Never heard of class A vs class B shares, can anyone please explain? TIA


Different share classes have different voting rights.

Way for founders to raise money without giving control of the company to VC firms / hedge funds.


That didn't work out well for Travis Kalanick.


That seems to have been because he was Travis Kalanick, not because he had majority voting rights.


I used to do like $5000 wordpress websites on a side hustle just throwing up edited pre-bought templates and would always feel really dirty during it "thank god they don't know about squarespace".


now you can sell $5000 squarespace websites and it will be even easier!


How did you do that?


I will pay them $100 - keep your stock - if they remove the insanely annoying feature that triggers login anytime a visitor hits the escape key on a site built with Squarespace.


You can turn that off:

Settings - Advanced - Escape Key - flip the switch


Why does that feature even exist?


easy accessibility sort of feature may be.
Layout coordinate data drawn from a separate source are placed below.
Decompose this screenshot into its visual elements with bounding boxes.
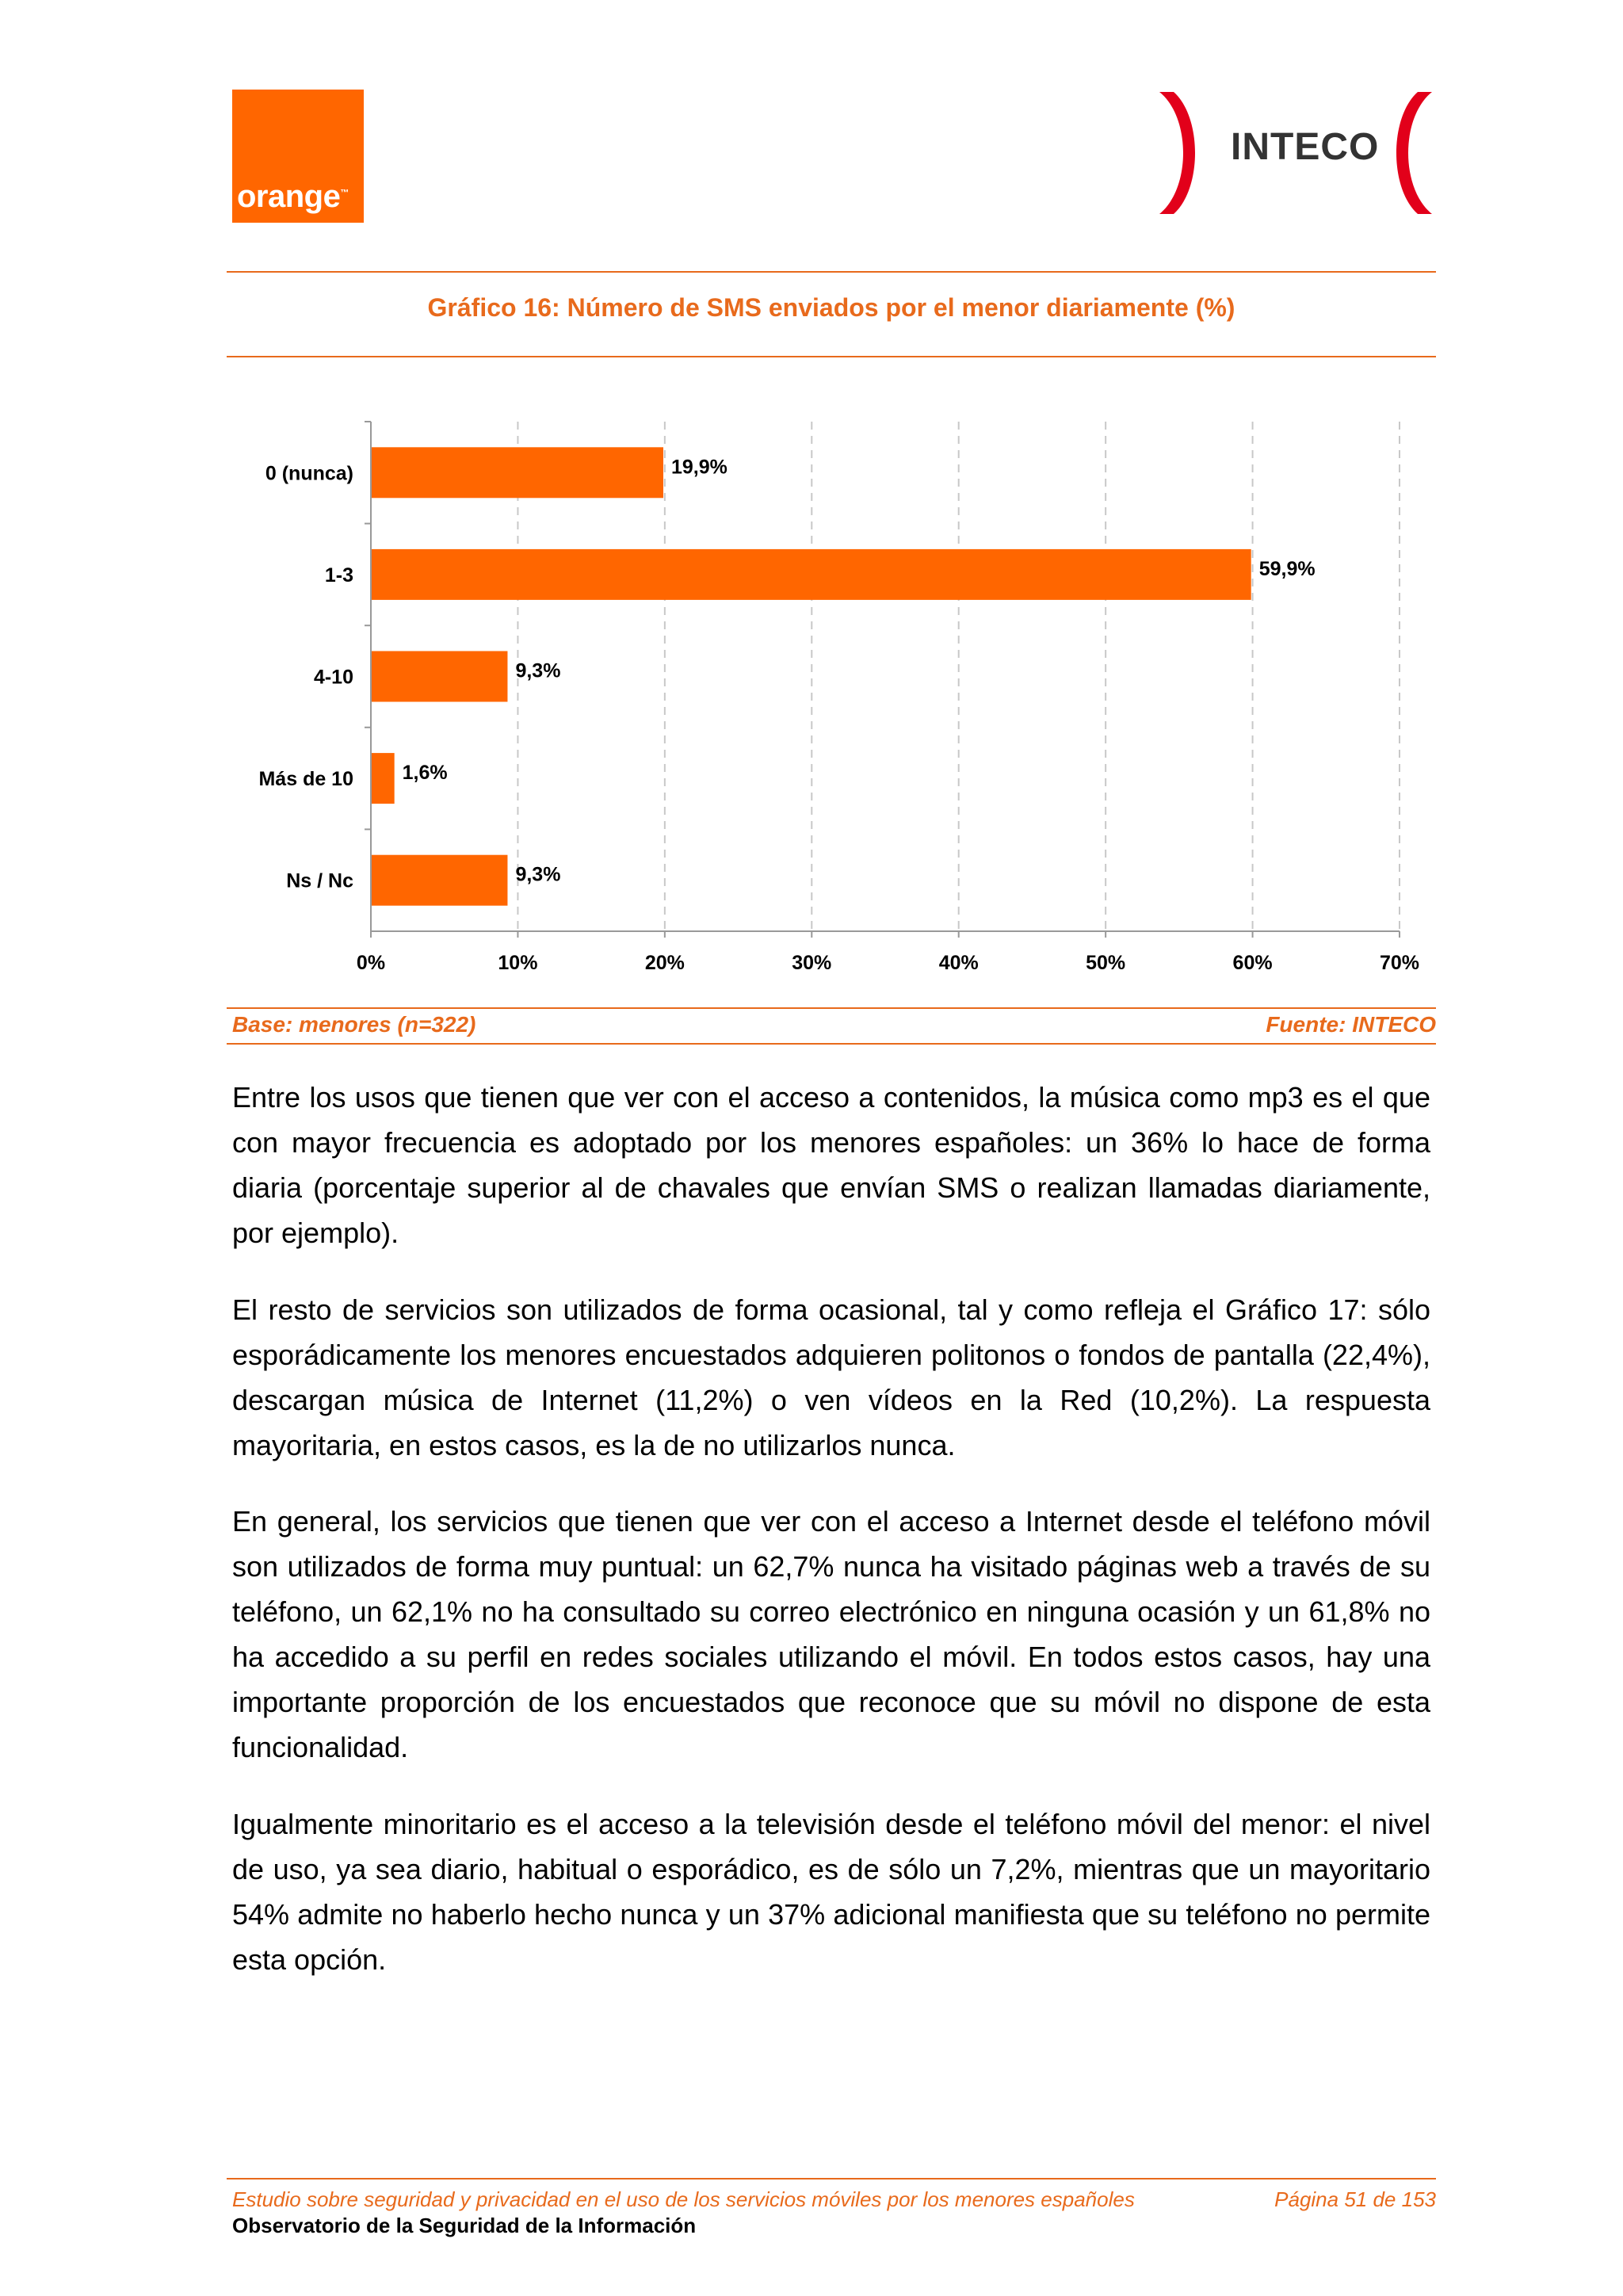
body-paragraph: El resto de servicios son utilizados de forma ocasional, tal y como refleja el Gráfico 17: sólo esporádicamente los menores encuestados adquieren politonos o fondos de pantalla (22,4%), descargan música de Internet (11,2%) o ven vídeos en la Red (10,2%). La respuesta mayoritaria, en estos casos, es la de no utilizarlos nunca. [232,1293,1430,1461]
x-tick-label: 60% [1232,952,1273,974]
bar [371,447,663,498]
source-note: Fuente: INTECO [1266,1012,1436,1037]
body-paragraph: En general, los servicios que tienen que ver con el acceso a Internet desde el teléfono móvil son utilizados de forma muy puntual: un 62,7% nunca ha visitado páginas web a través de su teléfono, un 62,1% no ha consultado su correo electrónico en ninguna ocasión y un 61,8% no ha accedido a su perfil en redes sociales utilizando el móvil. En todos estos casos, hay una importante proporción de los encuestados que reconoce que su móvil no dispone de esta funcionalidad. [232,1505,1430,1763]
title-top-rule [227,271,1436,273]
category-label: 0 (nunca) [265,462,353,485]
category-label: 1-3 [324,563,353,586]
value-label: 59,9% [1258,557,1316,580]
bar [371,855,507,906]
footer-rule [227,2178,1436,2179]
body-paragraph: Igualmente minoritario es el acceso a la televisión desde el teléfono móvil del menor: el nivel de uso, ya sea diario, habitual o esporádico, es de sólo un 7,2%, mientras que un mayoritario 54% admite no haberlo hecho nunca y un 37% adicional manifiesta que su teléfono no permite esta opción. [232,1808,1430,1976]
category-label: Más de 10 [258,768,353,791]
bar [371,753,395,804]
value-label: 9,3% [515,863,561,886]
footer-page-number: Página 51 de 153 [1274,2187,1436,2211]
value-label: 9,3% [515,659,561,682]
title-bottom-rule [227,356,1436,357]
notes-bottom-rule [227,1043,1436,1045]
notes-top-rule [227,1007,1436,1009]
x-tick-label: 70% [1379,952,1420,974]
inteco-logo [1153,86,1438,220]
value-label: 1,6% [402,762,448,785]
orange-logo-text: orange™ [237,179,349,214]
x-tick-label: 0% [356,952,386,974]
chart-title: Gráfico 16: Número de SMS enviados por el menor diariamente (%) [427,293,1235,322]
body-paragraph: Entre los usos que tienen que ver con el acceso a contenidos, la música como mp3 es el que con mayor frecuencia es adoptado por los menores españoles: un 36% lo hace de forma diaria (porcentaje superior al de chavales que envían SMS o realizan llamadas diariamente, por ejemplo). [232,1081,1430,1249]
footer-study-title: Estudio sobre seguridad y privacidad en el uso de los servicios móviles por los menores españoles [232,2187,1135,2211]
x-tick-label: 10% [498,952,538,974]
footer-organization: Observatorio de la Seguridad de la Información [232,2214,697,2237]
x-tick-label: 20% [644,952,685,974]
category-label: Ns / Nc [286,869,353,892]
base-note: Base: menores (n=322) [232,1012,476,1037]
orange-logo [232,90,364,223]
bar [371,549,1251,600]
x-tick-label: 40% [938,952,979,974]
x-tick-label: 30% [792,952,832,974]
x-tick-label: 50% [1086,952,1126,974]
chart-gridlines [517,422,1400,931]
category-label: 4-10 [313,666,353,689]
bar [371,651,507,702]
bar-chart [227,412,1436,983]
value-label: 19,9% [671,456,727,479]
inteco-logo-text: INTECO [1231,126,1380,168]
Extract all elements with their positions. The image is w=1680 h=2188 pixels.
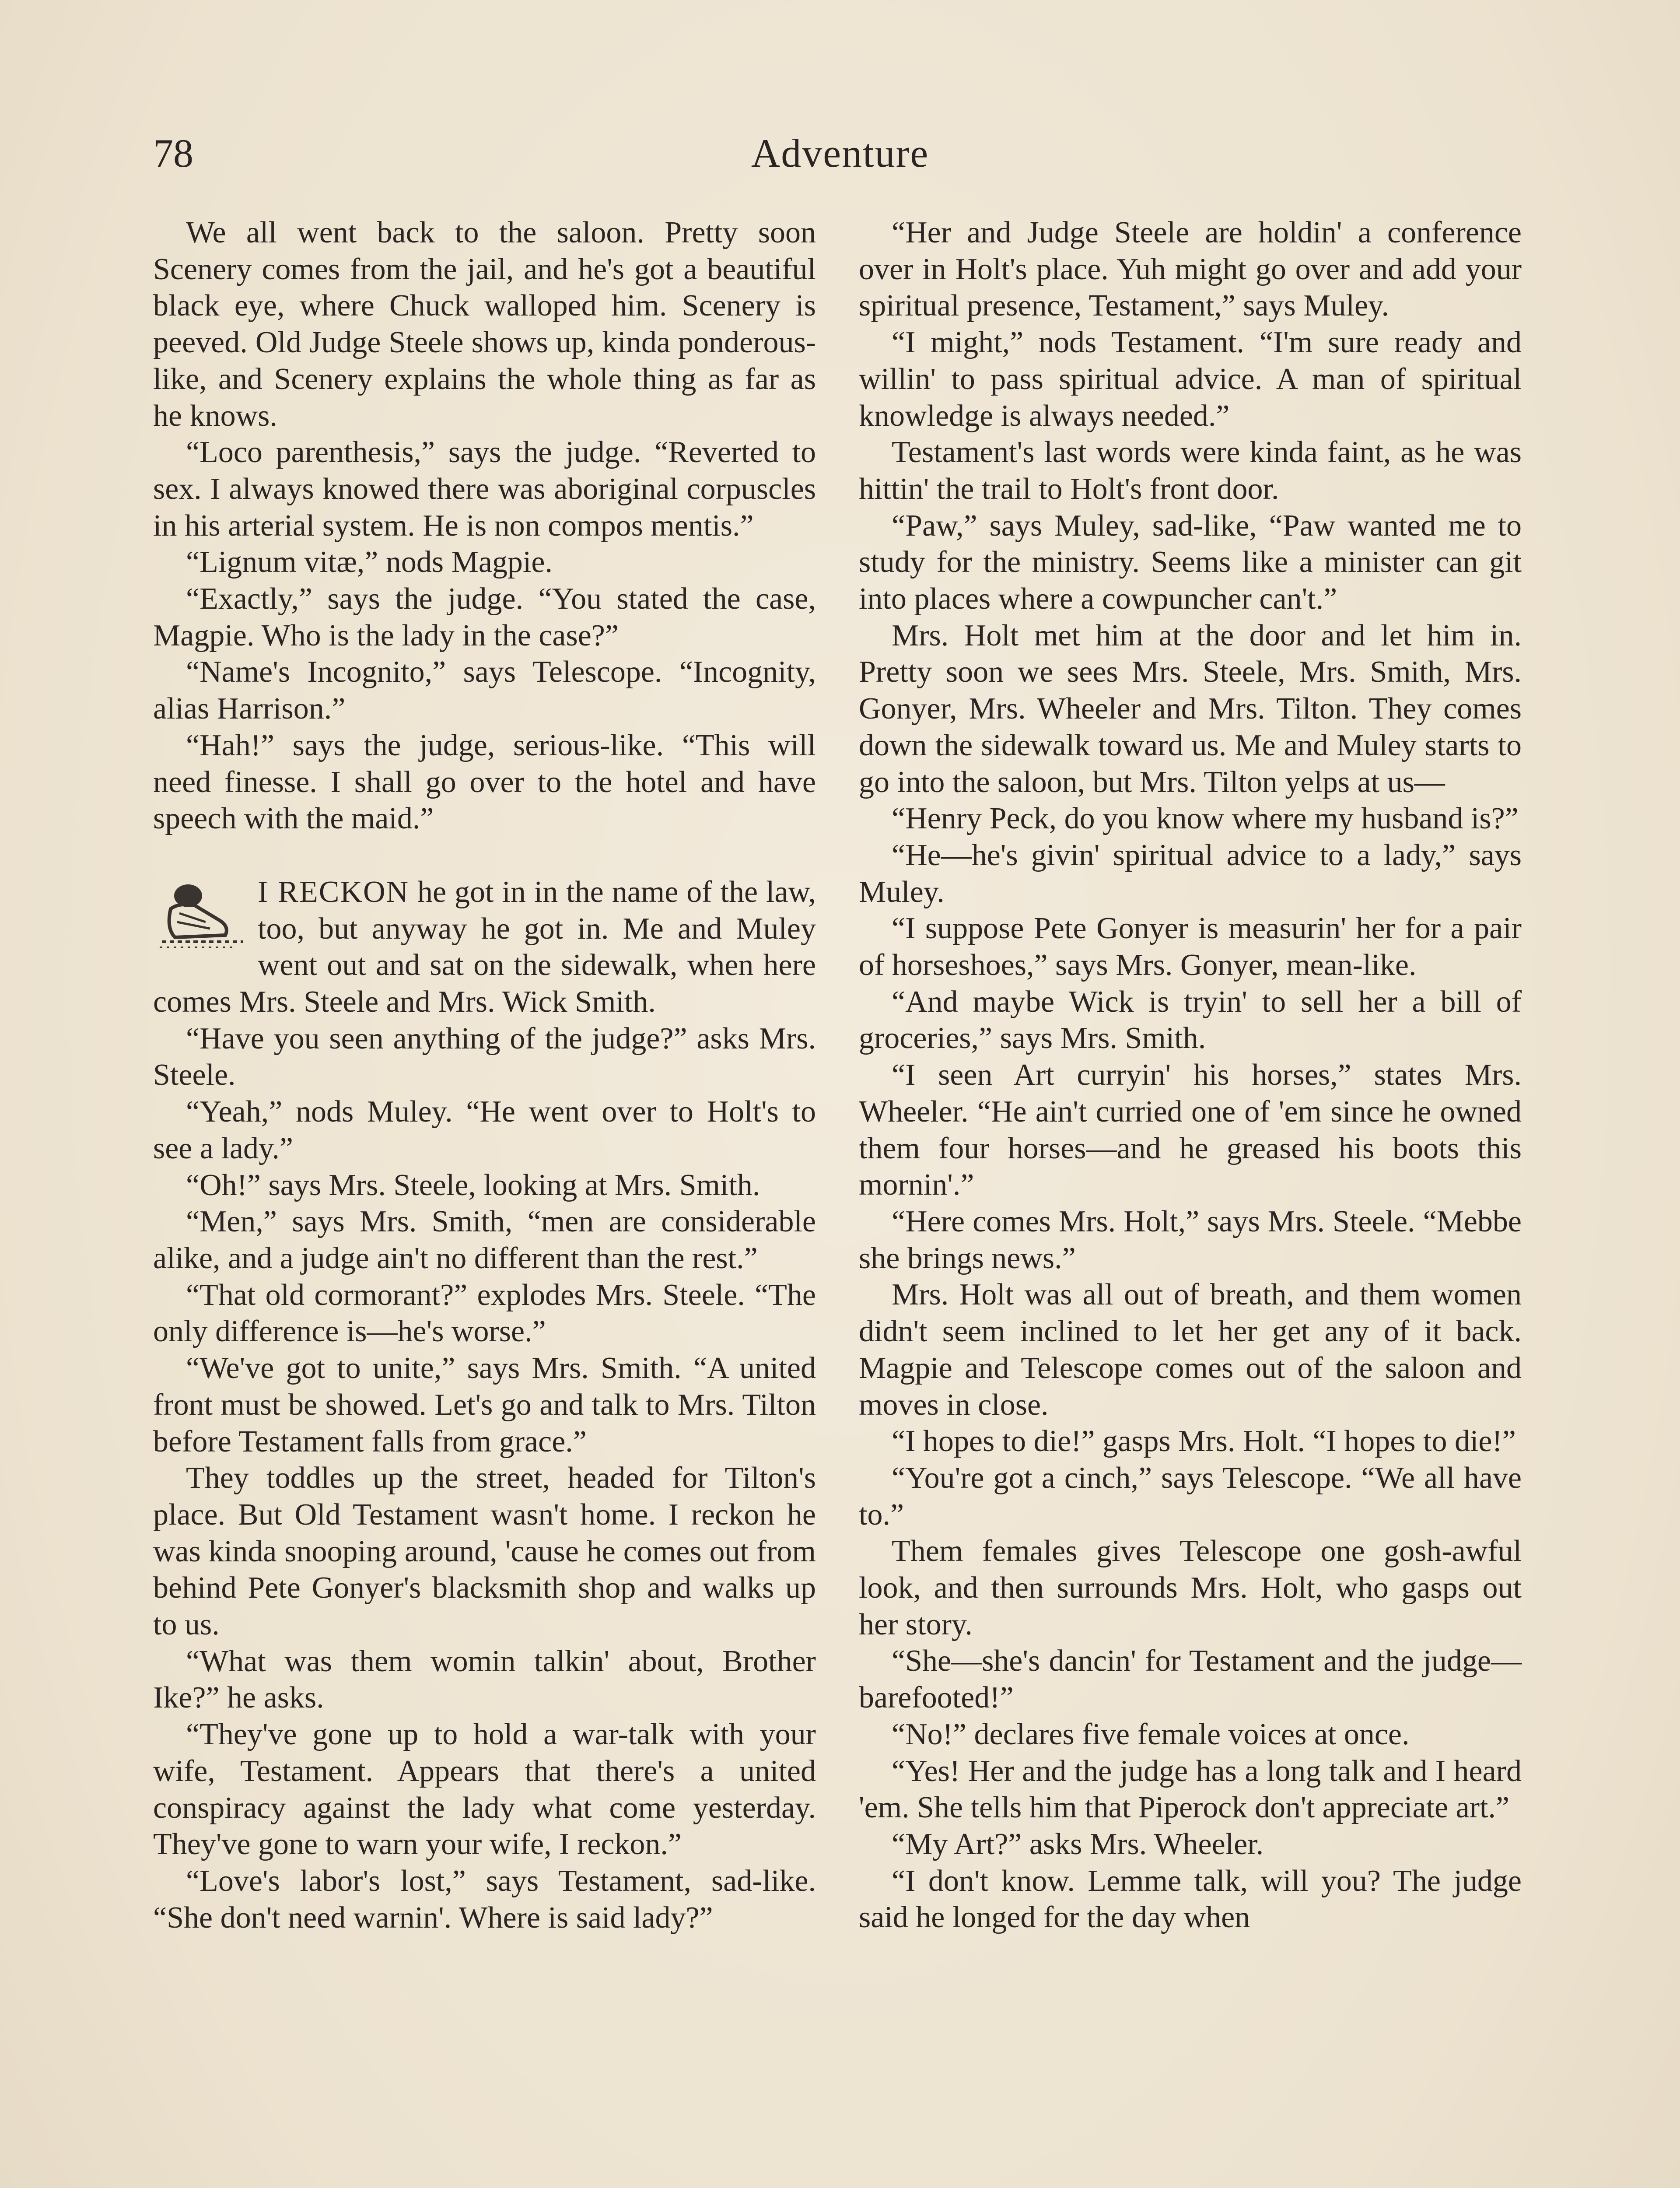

No I cannot, and that is the rub. I don't have a Squarespace site. I'm just a web user who often uses the ESC key.


Love squarespace, but what's up with the wacky pro-forma vs 'actual' in the operating income on pg 8?

Difference of $300m in operating income from sg&a (2020) and then $500m+ in balance sheet assets on the next page...


I think the pro-forma number includes the G&A costs associated with the public offering. See page 57.


Probably something having to do with knowing they were going to go public and hoping no one would catch that!


If someone doesn't know what S1 is, it is a form required before going public and selling stocks.


Sorry but I'm really not clued up on reading S1s. How does one find out when they intend on hitting the market?


The first page reads the following boilerplate text, but beyond that I don't think there's any more info available at the moment:

> Approximate date of commencement of proposed sale to public: As soon as practicable after this registration statement is declared effective.


TIL that Square and Squarespace are different companies.


Not only that but Square competes in the same market with their acquisition of Weebly, now branded as Square e-commerce sites.


As if it's an accomplishment to let go of internal creativity.